Anti-brush border antibody (ABBA) disease, also called anti-low-density lipoprotein receptor-related protein 2 (anti-LRP2) nephropathy, occurs due to the formation of antibodies against brush border antigens of the renal proximal convoluted tubule. We report a case of ABBA disease in a male farmer in his 30s who presented with 2 years of polyuria, dysuria, nocturia, and urinary urgency. He described a history of long-term occupational exposure to pesticides and silica, evolving into possible pneumoconiosis, and prior pulmonary tuberculosis. At presentation, he had reduced kidney function (serum creatinine 3.6 mg/dL) with hyponatremia, hypokalemia, hypophosphatemia, a normal anion gap, metabolic acidosis, and respiratory acidosis, and 2.2 g/day of urine proteinuria. The kidney biopsy was consistent with ABBA, showing amorphous immune-deposits in the tubular basement membrane and strong positivity on indirect immunofluorescence in the brush border of the proximal tubules. The trigger for production of ABBA is still unknown, but it may be associated with chronic conditions such as pulmonary tuberculosis and occupational exposures such as silica and pesticides, as seen in the patient in this report. Most cases do not respond to immunosuppression, and the prognosis is poor.

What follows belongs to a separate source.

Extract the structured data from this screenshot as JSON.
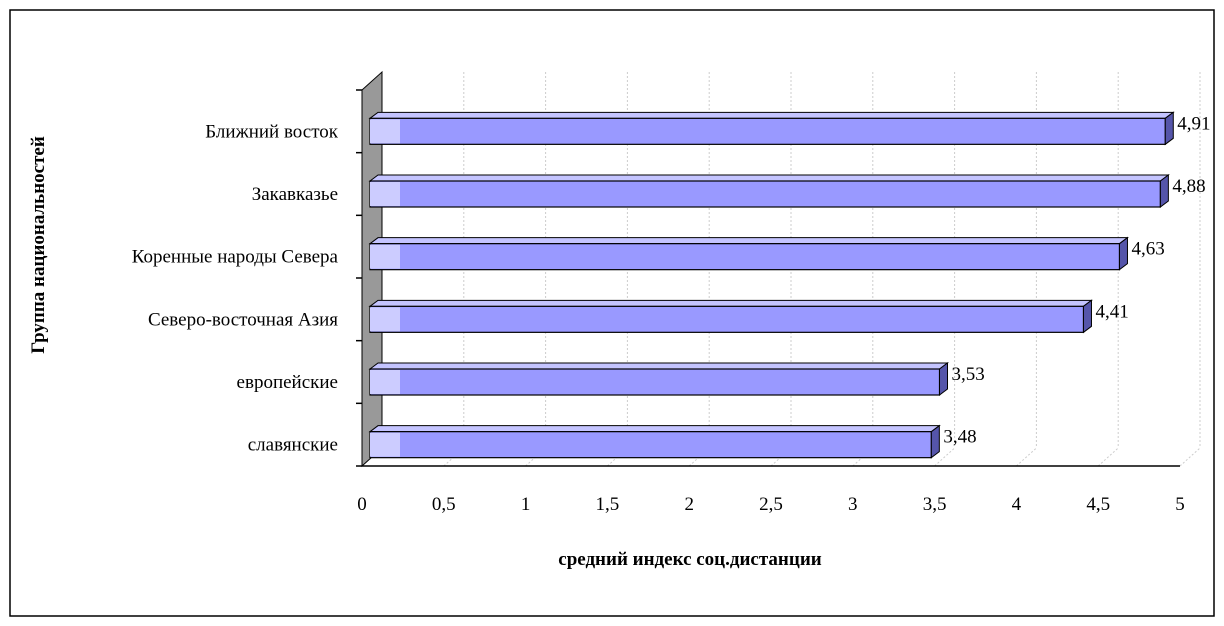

抗刷状缘抗体(ABBA)病,也称为抗低密度脂蛋白受体相关蛋白2(抗LRP2)肾病,是由于针对肾近端曲管刷状缘抗原的抗体形成而发生的。我们报告一例30多岁男性农民的ABBA病病例,该患者有2年的多尿、排尿困难、夜尿症和尿急症状。他描述有长期职业性接触农药和二氧化硅的病史,逐渐发展为可能的尘肺病,以及既往肺结核病史。就诊时,他肾功能减退(血清肌酐3.6mg/dL),伴有低钠血症、低钾血症、低磷血症、正常阴离子间隙、代谢性酸中毒和呼吸性酸中毒,以及每日尿蛋白2.2g。肾活检结果符合ABBA病,显示肾小管基底膜有非晶形免疫沉积物,近端小管刷状缘间接免疫荧光呈强阳性。ABBA产生的触发因素仍不清楚,但可能与慢性疾病如肺结核以及职业暴露如二氧化硅和农药有关,如本报告中的患者所见。大多数病例对免疫抑制无反应,预后较差。